The soft lamps watch over the quivering calm of the drapes and the cushions, as deep as forgetfulness, become complicit in our languor. How charming is the silent serenade of guitar strings swept by our hearts, which are stirred below the balconies of Ecstasies! These kisses, sorrowful in their tenderness, are like the glistening petals of waterlilies that start to fade in our souls’ unslakable thirst— hastening to the meeting-place of these kisses, sorrowful in their tenderness— Let us not commit the sin of ravishing the amorous prey from the lovely Sphinx of the minutes yet to come. See, the graceful Lethe of light is caressing the silken drapes.
(Rinforzando)
Unbreakable the embrace and more resonant the arpeggios of the Harps that slept in the quivering calm of the drapes. From what invisible cassolettes does this scent of purple roses emanate?
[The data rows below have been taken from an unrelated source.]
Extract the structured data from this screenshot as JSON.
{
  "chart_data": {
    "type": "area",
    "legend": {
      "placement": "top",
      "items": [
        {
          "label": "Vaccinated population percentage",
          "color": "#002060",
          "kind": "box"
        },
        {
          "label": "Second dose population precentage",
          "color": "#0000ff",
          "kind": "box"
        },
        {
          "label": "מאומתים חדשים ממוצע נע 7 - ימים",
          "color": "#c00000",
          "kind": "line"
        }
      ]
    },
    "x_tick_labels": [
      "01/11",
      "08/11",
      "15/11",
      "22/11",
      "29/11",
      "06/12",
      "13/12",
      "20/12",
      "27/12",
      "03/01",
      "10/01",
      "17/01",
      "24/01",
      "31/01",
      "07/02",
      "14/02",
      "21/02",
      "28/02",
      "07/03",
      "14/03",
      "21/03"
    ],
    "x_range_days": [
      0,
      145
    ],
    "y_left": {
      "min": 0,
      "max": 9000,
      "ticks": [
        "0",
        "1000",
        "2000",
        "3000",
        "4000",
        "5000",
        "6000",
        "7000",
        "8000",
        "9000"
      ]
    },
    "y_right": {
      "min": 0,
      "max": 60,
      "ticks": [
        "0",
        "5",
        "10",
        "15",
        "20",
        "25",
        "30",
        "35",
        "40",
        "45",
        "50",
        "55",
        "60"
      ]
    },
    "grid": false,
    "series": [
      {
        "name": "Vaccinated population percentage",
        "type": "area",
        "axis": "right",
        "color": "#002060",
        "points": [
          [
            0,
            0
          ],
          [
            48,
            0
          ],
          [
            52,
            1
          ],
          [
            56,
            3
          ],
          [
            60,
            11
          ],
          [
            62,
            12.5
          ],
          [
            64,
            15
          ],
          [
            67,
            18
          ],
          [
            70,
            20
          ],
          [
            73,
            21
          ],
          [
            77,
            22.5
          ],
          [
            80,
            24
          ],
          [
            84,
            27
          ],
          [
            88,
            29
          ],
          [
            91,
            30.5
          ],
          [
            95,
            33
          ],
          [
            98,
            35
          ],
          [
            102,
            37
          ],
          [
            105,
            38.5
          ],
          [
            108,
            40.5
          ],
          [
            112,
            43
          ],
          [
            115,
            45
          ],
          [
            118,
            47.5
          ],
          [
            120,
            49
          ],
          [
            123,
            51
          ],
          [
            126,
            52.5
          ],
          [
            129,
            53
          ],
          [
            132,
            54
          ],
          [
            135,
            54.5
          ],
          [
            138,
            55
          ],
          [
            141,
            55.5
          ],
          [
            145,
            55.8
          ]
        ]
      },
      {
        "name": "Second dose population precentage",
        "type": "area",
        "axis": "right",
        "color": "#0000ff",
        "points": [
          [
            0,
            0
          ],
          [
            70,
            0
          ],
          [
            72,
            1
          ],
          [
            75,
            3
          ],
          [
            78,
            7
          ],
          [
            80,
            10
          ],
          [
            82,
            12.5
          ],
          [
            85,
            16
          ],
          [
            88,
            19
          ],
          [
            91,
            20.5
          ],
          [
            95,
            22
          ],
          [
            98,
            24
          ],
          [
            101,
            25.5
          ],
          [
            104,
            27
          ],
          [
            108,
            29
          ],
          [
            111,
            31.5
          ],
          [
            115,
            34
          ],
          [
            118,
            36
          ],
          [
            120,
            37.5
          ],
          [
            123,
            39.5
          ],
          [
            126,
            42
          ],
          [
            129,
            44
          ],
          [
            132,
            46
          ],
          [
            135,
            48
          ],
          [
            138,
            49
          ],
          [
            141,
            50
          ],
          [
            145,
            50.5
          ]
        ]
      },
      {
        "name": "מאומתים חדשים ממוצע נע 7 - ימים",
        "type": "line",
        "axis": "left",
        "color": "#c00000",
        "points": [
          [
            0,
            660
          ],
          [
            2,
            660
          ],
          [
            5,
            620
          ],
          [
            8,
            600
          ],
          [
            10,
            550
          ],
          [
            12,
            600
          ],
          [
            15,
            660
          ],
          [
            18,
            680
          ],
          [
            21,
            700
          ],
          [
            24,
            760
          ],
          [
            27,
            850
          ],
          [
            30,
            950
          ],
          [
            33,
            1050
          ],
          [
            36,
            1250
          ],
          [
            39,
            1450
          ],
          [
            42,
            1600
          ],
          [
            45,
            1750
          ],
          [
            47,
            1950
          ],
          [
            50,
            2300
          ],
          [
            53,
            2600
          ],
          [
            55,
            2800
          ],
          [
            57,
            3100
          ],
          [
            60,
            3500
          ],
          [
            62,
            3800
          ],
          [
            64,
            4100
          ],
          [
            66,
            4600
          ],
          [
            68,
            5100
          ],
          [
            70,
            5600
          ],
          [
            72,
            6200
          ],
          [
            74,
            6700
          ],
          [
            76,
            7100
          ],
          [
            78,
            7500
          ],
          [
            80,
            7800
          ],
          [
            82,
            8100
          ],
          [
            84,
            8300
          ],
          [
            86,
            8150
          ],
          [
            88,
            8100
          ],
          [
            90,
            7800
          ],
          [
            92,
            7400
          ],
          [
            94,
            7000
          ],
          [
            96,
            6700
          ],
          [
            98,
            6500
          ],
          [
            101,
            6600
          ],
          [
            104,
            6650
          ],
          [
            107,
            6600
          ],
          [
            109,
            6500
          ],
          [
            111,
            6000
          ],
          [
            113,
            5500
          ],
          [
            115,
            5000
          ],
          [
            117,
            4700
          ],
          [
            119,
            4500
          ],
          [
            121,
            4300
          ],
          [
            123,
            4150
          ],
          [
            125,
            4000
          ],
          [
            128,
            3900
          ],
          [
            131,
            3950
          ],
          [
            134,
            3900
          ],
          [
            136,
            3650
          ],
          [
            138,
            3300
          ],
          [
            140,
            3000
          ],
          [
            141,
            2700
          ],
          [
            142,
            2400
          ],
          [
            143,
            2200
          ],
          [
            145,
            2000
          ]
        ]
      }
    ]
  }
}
And the pink carnations’ unquiet dread …? . . . . . . . . . . . . . . . Conquering Dreams have subdued our rebellious desires.
(Fugue)
Glowing gold of torches, fiery manes of heavenly Monsters, flames of azure, violet flames, scarlet blazing at the stake; the strident cimbalom and the organ’s roar unite the heroic burst of their chords with the cellos’ cries. While from a fantastic firmament an avalanche falls— great fragrant lilies with yellow hearts amid soft mauve tones that move to tears and faded lilacs.
(Dolce rittard.)
Is this not the moment of Immortality? And the bitter gates of Reality— will they unbolt themselves once more? This little death— if it only were the great, majestic Death so beautiful!
2 April 1890. Picturesque rhythms, 1890.